By 4 p.m., Petersen dons a lab coat and is out seeing more of her private-practice patients. While many of her patients prefer telehealth, Petersen said there’s also still big demand for house calls in Dallas. Between visits with patients, she’s still fielding calls regarding Covid-19 testing, sending electronic requisitions for tests and e-prescribing medications.

In addition to Petersen’s duties with Pegasus, she also teaches doctoral and post-masters courses with the University of Texas at Tyler on Monday, Tuesday and Wednesday evenings.

“I’ve used some of my assisted living connections in my class as guest lecturers,” Petersen said. “I feel like it brings a depth and breadth to teaching that sometimes you don’t have when you’re teaching in a university and not in an active practice setting.”

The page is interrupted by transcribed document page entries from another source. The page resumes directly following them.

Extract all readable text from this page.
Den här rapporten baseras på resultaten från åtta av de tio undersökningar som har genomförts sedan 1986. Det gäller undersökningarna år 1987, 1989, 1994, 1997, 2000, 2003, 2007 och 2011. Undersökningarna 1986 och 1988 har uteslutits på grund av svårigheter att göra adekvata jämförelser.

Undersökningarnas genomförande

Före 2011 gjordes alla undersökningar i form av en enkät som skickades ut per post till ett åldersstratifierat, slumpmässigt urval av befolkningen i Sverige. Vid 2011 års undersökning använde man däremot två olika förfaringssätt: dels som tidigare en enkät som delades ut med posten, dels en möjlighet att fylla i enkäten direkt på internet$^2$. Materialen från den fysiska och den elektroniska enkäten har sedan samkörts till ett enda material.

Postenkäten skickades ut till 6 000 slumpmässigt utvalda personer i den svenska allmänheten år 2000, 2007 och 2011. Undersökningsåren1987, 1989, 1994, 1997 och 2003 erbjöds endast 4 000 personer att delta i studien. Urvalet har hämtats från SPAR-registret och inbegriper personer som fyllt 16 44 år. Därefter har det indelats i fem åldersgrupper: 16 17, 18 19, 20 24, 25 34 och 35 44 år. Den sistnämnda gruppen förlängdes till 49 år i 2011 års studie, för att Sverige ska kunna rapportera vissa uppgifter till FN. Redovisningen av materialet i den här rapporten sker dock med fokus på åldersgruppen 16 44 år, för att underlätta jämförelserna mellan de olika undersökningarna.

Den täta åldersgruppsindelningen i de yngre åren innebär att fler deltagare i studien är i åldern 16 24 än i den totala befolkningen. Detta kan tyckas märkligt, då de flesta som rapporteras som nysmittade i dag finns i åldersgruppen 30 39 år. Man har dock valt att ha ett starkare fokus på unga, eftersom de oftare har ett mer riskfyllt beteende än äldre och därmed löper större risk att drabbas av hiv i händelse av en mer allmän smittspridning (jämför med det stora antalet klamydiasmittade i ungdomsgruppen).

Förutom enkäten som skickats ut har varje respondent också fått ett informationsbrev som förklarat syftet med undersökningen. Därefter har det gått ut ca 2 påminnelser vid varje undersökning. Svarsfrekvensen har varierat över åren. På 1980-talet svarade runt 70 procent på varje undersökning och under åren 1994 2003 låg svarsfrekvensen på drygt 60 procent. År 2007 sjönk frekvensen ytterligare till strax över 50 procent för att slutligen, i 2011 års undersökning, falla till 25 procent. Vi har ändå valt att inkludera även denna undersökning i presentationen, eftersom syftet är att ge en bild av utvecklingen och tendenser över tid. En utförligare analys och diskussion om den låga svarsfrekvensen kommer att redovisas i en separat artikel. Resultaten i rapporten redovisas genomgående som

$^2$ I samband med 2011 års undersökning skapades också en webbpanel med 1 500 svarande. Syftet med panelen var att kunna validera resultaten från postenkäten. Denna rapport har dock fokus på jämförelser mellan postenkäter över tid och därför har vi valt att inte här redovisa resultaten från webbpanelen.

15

By 10 p.m., the class is over, and just in time — Petersen is getting a call from a Pegasus executive director regarding test results for some of his residents. While others might be winding down or even going to bed at this hour, Petersen is watching lab results processing live on the web portal. On the phone, the executive director remarks that Petersen is the only person he knows who watches Covid-19 tests process in real time. Other people, he jokes, watch TV for fun.

“It would never occur to me to do anything else,” Petersen said. “It’s what I do, and it’s what I’ve done for 30 years, so why would tonight be any different?”